5. Please briefly describe your student days in Japan, such as your major and research interest, as well as your experience of life in Japan.
I spent my two-year MBA study period from 2001-2003 at Yokohama National University. My life as a foreign student reached another turning point when I got the scholarship to study in Japan. It was a great opportunity for me to be able to pursue my higher education and to experience a new and amazing life in a developed country like Japan. Honestly speaking, I personally experienced a lot of changes in terms of socio-economic development, diplomatic relations and the studies of development policy. Let me say I believe that our knowledge come from observing, the experience come from doing, and the technical competence come from practicing, as with scientists.
Before going to Japan I was so lucky to be invited to meet in person with H.E. Chea Chanto, Governor of the National Bank of Cambodia and H.E. Sum Sannisith, Assistant Governor in charge of human resource management, to discuss about the central bank goals and the changing roles of the central bank in the future. The governor also advised me on the importance of independence of the central bank, Cambodia’s monetary policy framework in context of our highly dollarized economy, and ways to develop the banking sector in Cambodia while our country is integrating into ASEAN region. The meeting encouraged me and provided me with the confidence to study in Japan. There I was able to learn advanced skills in management, economics, and leadership from the Yokohama National University and could beneficially apply these skills and develop my career back home.
In particular, I could meaningfully advance my research interest in macroeconomic management, monetary policy and de-dollarization policy design, particularly in the case of Cambodia. Besides that, I could experience new, different cultures, people and places which taught me a great deal about social, non-academic life, which broadened my conscience and understanding of society as a whole.
6. Any message to the current JISPA scholars studying in Japan as well as potential candidates?
Hello my friends and colleagues! I am so proud to be a part of JISPA. I think that you are also so lucky to obtain JISPA scholarships to study in Japan, one of the top industrialized economies in the world.
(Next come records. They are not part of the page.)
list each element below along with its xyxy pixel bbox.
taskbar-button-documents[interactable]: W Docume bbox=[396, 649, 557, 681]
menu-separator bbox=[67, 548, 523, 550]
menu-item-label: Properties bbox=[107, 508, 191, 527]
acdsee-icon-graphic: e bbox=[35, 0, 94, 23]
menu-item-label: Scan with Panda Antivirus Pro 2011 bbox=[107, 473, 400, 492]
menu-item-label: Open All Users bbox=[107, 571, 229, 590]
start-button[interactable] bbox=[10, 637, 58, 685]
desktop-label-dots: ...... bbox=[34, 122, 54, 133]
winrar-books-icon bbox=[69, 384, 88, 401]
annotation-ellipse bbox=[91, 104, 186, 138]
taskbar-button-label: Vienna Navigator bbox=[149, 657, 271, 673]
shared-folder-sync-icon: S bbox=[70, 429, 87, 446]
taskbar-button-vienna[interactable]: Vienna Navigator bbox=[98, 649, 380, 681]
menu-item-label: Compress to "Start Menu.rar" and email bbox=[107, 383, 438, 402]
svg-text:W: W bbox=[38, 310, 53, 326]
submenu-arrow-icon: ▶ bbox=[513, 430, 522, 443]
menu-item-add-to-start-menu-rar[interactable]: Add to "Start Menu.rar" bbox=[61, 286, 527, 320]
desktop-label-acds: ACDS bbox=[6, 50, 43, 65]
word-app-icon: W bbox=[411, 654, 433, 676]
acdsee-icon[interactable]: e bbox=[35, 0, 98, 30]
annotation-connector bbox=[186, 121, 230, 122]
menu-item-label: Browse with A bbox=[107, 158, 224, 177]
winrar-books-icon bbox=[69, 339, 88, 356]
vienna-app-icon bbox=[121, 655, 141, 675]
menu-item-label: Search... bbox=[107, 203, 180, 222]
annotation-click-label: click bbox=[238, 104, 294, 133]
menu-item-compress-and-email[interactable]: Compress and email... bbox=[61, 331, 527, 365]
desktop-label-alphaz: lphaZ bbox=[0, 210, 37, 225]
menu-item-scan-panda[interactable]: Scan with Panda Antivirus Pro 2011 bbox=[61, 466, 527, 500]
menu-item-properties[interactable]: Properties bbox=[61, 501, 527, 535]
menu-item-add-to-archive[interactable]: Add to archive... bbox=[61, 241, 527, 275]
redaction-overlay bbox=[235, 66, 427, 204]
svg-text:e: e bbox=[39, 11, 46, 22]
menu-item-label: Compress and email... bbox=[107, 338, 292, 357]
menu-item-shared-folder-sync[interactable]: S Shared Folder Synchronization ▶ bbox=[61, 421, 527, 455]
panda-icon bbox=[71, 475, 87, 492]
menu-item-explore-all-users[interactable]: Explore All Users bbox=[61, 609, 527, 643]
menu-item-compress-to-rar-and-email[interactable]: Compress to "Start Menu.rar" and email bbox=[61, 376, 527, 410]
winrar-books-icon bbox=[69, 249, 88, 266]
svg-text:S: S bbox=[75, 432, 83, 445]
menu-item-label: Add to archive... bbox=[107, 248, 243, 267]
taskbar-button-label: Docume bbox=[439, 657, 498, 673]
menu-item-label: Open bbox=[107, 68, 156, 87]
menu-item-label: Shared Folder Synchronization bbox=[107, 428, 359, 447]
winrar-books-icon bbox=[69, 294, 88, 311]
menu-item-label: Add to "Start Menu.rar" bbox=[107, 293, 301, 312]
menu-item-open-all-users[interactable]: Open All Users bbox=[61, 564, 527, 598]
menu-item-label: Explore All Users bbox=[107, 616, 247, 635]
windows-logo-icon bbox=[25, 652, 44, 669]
The program provided me with three valuable assets: knowledge of the changing world, networking, and friends from across the region. I truly benefited a lot in terms of technical competence and genteel skills from this program and have been able to contribute to policy development in Cambodia. Thus, I would like to recommend future candidates to participate in this program.
7. Do you have any message that you wish to mention to Japan?
Profiting from this opportunity, I would like to express my profound thanks to the Japanese Government, Japanese people, the IMF, professors, and especially to JISPA for making this program available for junior officials from transition economies and essentially for changing me, my career life and my future into a much better and more useful one.
The scholarships supported by the Japanese Government and the Japanese people have been very important and provide opportunities for Cambodian people to learn from the successful experience of Japan in social and economic development. I highly value the great contribution from this scholarship for Cambodia while we are developing our country. Japan’s assistance will never be forgotten by the Cambodian people. I hope that the Japanese government and people will continue to provide such important assistance to Cambodia.